Every woman in the room gasped. A short, athletic woman fainted. Jon blushed and quickly covered himself with his hands.

"See?" The blonde continued, "A man! It has to be!"

"Maybe she's just a mutant of some kind, a freak."

"He," Jon spoke for the first time, "The pronoun is 'he'."

Female voices around the room sounded out the new word, trying to get the pronunciation just right.

"Um, so I don't know what's going on here," Jon continued, "But yes, I'm a man."

Another gasp of surprise.

"We've got to call the government!" the red-head said, jumping up from the couch, "This could be the most important discovery in the history of the world!"

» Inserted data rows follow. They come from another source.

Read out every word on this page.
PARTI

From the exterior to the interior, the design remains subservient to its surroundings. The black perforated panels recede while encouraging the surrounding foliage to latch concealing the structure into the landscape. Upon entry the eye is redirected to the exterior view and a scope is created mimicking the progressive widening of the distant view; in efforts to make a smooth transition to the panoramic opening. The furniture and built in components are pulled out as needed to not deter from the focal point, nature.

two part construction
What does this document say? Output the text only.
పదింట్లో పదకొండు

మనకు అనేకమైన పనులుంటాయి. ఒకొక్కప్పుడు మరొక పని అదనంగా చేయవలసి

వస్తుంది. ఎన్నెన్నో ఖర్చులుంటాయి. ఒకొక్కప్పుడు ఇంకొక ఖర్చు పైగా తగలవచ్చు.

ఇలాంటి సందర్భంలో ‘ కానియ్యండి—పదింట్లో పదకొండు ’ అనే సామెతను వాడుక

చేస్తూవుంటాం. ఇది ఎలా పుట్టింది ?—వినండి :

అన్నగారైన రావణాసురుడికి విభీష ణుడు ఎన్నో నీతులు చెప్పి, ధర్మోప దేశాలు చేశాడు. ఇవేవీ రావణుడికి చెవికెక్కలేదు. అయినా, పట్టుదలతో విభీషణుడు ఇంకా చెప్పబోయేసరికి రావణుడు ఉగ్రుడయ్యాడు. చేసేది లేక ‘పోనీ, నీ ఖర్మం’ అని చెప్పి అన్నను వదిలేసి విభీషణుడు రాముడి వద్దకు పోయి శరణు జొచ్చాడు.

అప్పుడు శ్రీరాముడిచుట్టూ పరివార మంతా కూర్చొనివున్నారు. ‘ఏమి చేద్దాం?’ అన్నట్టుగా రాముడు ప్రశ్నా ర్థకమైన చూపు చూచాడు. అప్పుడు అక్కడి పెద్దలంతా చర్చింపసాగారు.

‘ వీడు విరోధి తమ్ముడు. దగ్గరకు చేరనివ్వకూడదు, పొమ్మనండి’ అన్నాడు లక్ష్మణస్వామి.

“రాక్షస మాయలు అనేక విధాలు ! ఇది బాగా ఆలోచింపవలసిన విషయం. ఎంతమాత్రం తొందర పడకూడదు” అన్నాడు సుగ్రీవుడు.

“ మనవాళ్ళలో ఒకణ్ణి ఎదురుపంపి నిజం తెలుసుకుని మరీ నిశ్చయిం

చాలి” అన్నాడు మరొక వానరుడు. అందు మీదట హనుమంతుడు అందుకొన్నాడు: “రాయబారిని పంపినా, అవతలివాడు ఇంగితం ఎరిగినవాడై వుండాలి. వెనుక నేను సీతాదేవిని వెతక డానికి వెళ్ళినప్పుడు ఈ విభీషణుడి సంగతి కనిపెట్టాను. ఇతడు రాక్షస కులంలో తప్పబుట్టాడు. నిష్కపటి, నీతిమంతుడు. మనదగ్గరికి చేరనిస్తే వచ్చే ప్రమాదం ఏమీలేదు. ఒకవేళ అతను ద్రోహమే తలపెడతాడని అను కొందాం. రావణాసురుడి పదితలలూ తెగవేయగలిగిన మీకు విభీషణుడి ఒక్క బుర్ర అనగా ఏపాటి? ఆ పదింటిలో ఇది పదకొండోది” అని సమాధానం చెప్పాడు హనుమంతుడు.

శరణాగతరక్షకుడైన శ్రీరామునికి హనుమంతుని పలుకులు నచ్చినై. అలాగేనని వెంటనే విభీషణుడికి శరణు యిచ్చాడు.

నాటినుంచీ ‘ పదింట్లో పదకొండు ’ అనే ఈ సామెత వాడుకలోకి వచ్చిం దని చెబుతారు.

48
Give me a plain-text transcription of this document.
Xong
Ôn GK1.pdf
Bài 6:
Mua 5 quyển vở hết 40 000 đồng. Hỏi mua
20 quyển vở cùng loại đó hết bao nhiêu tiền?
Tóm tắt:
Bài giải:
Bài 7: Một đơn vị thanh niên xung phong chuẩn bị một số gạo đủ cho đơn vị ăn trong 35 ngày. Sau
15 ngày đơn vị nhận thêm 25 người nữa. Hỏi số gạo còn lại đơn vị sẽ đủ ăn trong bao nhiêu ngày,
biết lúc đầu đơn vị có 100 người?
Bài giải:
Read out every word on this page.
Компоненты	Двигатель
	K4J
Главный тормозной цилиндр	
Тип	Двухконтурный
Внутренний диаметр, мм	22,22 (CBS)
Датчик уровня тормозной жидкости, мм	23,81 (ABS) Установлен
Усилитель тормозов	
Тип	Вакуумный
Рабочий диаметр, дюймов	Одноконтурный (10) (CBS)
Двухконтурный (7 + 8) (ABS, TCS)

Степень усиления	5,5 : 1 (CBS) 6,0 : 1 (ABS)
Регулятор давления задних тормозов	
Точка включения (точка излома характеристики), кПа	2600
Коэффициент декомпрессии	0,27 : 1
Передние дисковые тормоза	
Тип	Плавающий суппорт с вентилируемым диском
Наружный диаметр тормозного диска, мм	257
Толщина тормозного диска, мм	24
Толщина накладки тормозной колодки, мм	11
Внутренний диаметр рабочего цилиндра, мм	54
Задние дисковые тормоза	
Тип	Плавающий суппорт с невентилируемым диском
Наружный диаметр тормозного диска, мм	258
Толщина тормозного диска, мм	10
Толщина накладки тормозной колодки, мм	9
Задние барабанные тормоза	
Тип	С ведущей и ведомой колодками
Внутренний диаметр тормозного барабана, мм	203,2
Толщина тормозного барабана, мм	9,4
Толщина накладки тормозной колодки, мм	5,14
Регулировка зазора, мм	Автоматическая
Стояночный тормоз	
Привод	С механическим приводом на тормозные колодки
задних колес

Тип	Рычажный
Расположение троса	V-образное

"Discovery?" Jon said, "What happened to all the men? I don't understand!"

The women looked at him as if he were crazy. Of course, Jon couldn't quite follow. Before he had awoken in the laundry room, the world was evenly populated with men and women. Now, thanks to his irresponsible wish, every man on the planet had been erased from existence. Every man but him, that is.

"There aren't any men," a woman with a German accent and succulent lips answered, "We've all heard fairy tales about them, but for all of written history there haven't been any."

"Fairy tales?" he asked.

"Oh yes, we've all grown up with them," the German continued, "Gretel and the Woodsman, Snow White and the Seven Gigolos, and who can forget The Pied Penis of Hamelin!" All the women giggled at that one, obviously remembering some baudy detail that escaped Jon's mind.

"I don't know what happened," Jon explained, "But when I fell asleep there were plenty of men in the world, as many as there are women! Then I woke up in the laundry room and poof! Here I am!"

The red-head who had suggested turning him into the government approached him with sympathy on her face. "Maybe I was too rash, wanting to get rid of you. You seem nice enough. What do you think, ladies, should we keep him?"

Sounds of ascent rounded the room, leaving Jon feeling safer than he had minutes earlier.

"Well if that's the case," the red-head continued, "We'll have to be careful. If anyone ever found out that we had a real live man, you'd be gone in a heart-beat! Sally?" the red-head turned to a brunette standing nearby, "This is your place. Do you think you might have some clothes that might fit her?"

"Him," Jon interjected.

"Oh, him then," she said, "Any clothes that might fit him?"

Sally walked up and grabbed Jon's hand, pulling him in the direction of his old bedroom. "Oh, I'm sure we can find something."